On $C^1$ regularity for degenerate elliptic equations in the plane

TL;DR

This paper proves that Lipschitz solutions to certain degenerate elliptic equations in the plane are actually continuously differentiable, under mild conditions on the degeneracy set of the ellipticity, extending previous results.

Contribution

It extends regularity results for degenerate elliptic equations by allowing a finite degeneracy set where ellipticity degenerates both from below and above, using a novel transfer of estimates via a conjugate equation.

Findings

Lipschitz solutions are $C^1$ under mild degeneracy conditions.

The degeneracy set where ellipticity fails is finite.

A new method transfers estimates between different ellipticity regimes.

Abstract

We show that Lipschitz solutions $u$ of $\mathrm{div}\, G(\nabla u)=0$ in $B_1\subset\mathbb R^2$ are $C^1$, for strictly monotone vector fields $G\in C^0(\mathbb R^2;\mathbb R^2)$ satisfying a mild ellipticity condition.

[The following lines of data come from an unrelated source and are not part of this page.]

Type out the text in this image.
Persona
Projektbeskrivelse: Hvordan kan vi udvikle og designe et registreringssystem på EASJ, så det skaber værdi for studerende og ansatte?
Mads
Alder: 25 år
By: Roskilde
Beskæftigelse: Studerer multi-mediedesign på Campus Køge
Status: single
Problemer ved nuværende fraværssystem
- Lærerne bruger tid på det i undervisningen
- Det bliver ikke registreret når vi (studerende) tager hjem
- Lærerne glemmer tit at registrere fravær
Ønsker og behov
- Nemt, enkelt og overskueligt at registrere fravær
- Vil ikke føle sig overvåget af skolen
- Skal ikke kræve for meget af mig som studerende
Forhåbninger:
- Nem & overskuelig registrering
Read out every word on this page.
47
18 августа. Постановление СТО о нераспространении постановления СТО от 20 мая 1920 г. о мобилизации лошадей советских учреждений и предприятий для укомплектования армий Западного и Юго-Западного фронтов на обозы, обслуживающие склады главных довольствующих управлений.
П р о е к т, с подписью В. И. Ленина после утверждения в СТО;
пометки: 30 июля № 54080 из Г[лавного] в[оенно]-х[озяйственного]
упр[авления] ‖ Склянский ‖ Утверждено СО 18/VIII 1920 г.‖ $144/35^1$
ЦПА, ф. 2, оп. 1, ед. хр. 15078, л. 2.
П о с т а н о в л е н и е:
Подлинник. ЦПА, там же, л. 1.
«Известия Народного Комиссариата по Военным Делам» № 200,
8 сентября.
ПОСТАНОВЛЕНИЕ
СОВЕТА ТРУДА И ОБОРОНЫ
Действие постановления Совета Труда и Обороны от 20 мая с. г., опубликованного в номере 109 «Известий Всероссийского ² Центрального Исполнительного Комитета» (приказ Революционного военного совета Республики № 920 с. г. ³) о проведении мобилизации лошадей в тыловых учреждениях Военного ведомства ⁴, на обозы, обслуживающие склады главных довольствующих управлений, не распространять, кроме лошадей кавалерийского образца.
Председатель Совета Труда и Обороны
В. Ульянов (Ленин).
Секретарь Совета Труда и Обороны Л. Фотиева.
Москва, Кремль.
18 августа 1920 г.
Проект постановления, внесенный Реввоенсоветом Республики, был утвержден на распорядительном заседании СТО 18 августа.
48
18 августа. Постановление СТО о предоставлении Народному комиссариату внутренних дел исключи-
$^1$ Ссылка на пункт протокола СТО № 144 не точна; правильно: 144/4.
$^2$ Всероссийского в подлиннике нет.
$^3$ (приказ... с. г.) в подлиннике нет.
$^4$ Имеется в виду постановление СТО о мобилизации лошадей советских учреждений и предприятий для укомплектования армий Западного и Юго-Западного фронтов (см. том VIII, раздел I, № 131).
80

If $G=\nabla F$ for a strictly convex function $F$, and $0\leq \lambda(\xi)\leq \Lambda(\xi)$ are the two eigenvalues of $\nabla^2 F(\xi)$, our assumption is that the set $\lbrace\lambda=0\rbrace \cap \lbrace \Lambda=\infty\rbrace$, where ellipticity degenerates $both$ from below and from above, is finite. This extends results by De Silva and Savin (Duke Math. J. 151, No. 3, p.487-532, 2010), which assumed either that set empty, or the larger set $\lbrace \lambda=0\rbrace$ finite. Our main new input is to transfer estimates in $\lbrace \lambda > 0 \rbrace $ to estimates in $\lbrace \Lambda <\infty\rbrace$ by means of a conjugate equation. When $G$ is not a gradient, the ellipticity assumption needs to be interpreted in a specific way, and we highlight the nontrivial effect of the antisymmetric part of $\nabla G$.